We analyzed 89,000 SBA 7(a) loans across 5,700+ franchise systems. Here's what we found.
Last updated: March 2024 · Data: SBA 7(a) loan performance records, 2010–2024
Key Findings
Highest SBA Default Rates
Franchise systems with the highest loan charge-off rates. Minimum 50 SBA 7(a) loans.
| Rank | Franchise | Default Rate | Total Loans |
|---|---|---|---|
| 1 | Quiznos | 28.9% | 412 |
| 2 | Sbarro | 24.1% | 89 |
| 3 | Curves | 19.3% | 1,243 |
| 4 | Cold Stone Creamery | 16.8% | 387 |
| 5 | Subway | 12.0% | 8,941 |
| 6 | Great Clips | 11.2% | 1,567 |
| 7 | Fantastic Sams | 10.3% | 298 |
| 8 | Marble Slab Creamery | 9.8% | 112 |
| 9 | Baskin-Robbins | 9.1% | 876 |
| 10 | Checkers/Rally's | 8.7% | 234 |
Lowest SBA Default Rates
Franchise systems with the strongest loan performance. These brands have the lowest charge-off rates in the SBA database.
| Rank | Franchise | Default Rate | Total Loans |
|---|---|---|---|
| 1 | RE/MAX | 0.9% | 2,341 |
| 2 | Keller Williams | 1.2% | 1,876 |
| 3 | Five Guys | 1.8% | 534 |
| 4 | Anytime Fitness | 2.0% | 2,109 |
| 5 | Orangetheory Fitness | 2.1% | 687 |
| 6 | Ace Hardware | 2.3% | 1,456 |
| 7 | Sport Clips | 2.8% | 892 |
| 8 | The Maids | 3.2% | 167 |
| 9 | Snap-on Tools | 3.4% | 543 |
| 10 | ServiceMaster | 3.7% | 1,098 |
Default Rates by Industry Category
Methodology
Data sourced from SBA 7(a) loan performance records, 2010–2024. Default is defined as a loan charge-off or SBA loss claim.
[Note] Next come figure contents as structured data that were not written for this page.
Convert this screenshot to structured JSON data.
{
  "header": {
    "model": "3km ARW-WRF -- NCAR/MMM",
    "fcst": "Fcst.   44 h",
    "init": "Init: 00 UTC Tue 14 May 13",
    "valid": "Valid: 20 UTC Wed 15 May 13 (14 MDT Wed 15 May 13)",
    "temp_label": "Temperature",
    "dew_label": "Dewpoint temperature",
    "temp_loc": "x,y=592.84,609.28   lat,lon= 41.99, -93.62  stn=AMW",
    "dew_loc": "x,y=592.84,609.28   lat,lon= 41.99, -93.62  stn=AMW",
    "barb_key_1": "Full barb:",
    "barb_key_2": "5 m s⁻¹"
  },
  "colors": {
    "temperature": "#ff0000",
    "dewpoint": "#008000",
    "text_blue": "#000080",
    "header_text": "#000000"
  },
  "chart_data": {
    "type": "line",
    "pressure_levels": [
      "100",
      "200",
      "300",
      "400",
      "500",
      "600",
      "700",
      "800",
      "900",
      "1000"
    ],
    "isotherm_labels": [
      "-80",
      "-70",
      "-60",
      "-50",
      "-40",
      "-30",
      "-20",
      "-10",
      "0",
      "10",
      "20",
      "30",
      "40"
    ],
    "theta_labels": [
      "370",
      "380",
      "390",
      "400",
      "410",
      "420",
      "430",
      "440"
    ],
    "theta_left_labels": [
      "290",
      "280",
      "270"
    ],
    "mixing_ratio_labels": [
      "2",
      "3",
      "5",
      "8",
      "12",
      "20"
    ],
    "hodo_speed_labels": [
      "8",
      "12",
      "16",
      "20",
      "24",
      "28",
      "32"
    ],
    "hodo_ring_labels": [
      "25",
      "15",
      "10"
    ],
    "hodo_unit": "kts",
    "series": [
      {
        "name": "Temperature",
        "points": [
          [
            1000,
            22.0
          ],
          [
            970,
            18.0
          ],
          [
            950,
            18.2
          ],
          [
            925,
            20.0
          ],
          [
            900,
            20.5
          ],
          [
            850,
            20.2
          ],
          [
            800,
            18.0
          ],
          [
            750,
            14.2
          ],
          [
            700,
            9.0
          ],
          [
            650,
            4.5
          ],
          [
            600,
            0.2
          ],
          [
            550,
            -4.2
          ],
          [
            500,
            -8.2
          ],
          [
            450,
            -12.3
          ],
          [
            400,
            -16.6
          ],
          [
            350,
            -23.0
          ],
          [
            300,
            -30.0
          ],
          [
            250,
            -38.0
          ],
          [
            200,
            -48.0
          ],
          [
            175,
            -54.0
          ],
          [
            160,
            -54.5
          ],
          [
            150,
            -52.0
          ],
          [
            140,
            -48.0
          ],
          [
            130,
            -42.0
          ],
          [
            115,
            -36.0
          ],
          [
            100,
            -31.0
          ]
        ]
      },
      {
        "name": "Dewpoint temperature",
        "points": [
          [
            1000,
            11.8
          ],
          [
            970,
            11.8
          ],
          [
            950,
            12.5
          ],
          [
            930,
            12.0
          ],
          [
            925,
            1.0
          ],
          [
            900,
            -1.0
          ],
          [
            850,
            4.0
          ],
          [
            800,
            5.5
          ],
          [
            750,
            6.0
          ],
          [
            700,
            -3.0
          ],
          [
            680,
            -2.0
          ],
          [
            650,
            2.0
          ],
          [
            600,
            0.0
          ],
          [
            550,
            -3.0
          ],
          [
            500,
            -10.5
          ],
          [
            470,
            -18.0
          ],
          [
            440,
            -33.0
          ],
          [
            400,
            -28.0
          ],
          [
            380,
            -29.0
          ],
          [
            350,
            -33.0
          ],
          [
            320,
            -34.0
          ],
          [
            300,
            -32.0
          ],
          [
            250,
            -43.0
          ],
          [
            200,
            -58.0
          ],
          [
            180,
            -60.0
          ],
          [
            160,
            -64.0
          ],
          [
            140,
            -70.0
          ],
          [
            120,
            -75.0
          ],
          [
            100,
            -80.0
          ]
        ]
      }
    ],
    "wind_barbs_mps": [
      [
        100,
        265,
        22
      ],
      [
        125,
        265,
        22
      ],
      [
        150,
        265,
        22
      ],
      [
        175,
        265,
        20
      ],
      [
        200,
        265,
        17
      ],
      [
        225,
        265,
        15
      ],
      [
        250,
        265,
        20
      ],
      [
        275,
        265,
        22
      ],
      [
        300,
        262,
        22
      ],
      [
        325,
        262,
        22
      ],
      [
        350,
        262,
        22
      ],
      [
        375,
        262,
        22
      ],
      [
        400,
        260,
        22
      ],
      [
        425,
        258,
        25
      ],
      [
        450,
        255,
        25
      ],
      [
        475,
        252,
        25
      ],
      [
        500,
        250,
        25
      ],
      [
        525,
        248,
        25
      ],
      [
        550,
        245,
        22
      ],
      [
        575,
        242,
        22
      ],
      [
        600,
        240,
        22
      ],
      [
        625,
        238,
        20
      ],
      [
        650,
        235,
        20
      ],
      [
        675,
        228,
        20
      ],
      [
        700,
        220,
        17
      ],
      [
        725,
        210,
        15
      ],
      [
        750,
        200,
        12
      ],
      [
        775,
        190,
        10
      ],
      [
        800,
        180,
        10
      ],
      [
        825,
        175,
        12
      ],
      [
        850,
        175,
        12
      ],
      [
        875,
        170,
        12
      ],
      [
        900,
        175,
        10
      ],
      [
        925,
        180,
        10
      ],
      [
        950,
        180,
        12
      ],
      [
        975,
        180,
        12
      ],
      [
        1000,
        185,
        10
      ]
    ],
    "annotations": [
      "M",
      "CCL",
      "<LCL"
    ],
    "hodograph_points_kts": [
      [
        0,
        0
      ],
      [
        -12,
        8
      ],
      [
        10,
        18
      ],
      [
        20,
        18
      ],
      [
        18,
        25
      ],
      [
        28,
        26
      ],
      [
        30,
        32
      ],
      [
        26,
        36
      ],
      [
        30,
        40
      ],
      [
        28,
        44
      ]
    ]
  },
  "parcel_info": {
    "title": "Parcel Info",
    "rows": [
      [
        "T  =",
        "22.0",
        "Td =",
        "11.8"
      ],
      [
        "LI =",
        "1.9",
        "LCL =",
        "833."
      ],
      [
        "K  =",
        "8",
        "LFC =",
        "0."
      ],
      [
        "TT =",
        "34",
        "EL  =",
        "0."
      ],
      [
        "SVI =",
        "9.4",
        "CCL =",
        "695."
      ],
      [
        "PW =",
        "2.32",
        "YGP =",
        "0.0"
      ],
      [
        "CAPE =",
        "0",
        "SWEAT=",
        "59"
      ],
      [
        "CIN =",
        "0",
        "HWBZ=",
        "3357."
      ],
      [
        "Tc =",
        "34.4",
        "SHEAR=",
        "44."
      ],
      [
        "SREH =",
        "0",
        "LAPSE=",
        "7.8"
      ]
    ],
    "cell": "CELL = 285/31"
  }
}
Only franchise systems with a minimum of 50 loans are included to ensure statistical significance.
Franchise names are matched to SBA borrower records using a combination of exact name matching, NAICS code cross-referencing, and manual verification for the top 500 systems. The database covers 89,000 individual loan records across 5,700+ identified franchise brands.
Default rates reflect historical performance and should not be interpreted as predictions of future performance. Economic conditions, franchise system changes, and individual operator factors all influence outcomes.
What This Means for Franchise Buyers
SBA default rates are one of the most underused tools in franchise due diligence. While most prospective franchisees focus on the franchise fee, royalty rate, and Item 19 earnings claims, default rates tell you something those numbers can't: how often real operators, using real SBA financing, fail to repay their loans. A high default rate doesn't automatically mean a franchise is a bad investment — but it should trigger deeper investigation into why borrowers struggled.
Use default rates as a screening filter, not a verdict. A rate above 8% should prompt caution: cross-reference it with the franchise's Item 20 turnover data, look at litigation history in Item 3, and talk to current and former franchisees. A rate above 15% is a serious red flag — it means roughly 1 in 7 borrowers defaulted, and the franchise system likely has structural issues with unit economics, site selection, or operational support. Conversely, a low default rate (under 3%) is a strong signal that the franchise model works for operators who use conventional financing.
Remember: SBA lenders perform their own underwriting before approving loans. A high default rate means that even after bank-level due diligence, operators still failed. That's a signal worth taking seriously. Combine SBA data with Item 19 financial performance data and your own franchisee validation calls for the most complete picture of franchise risk.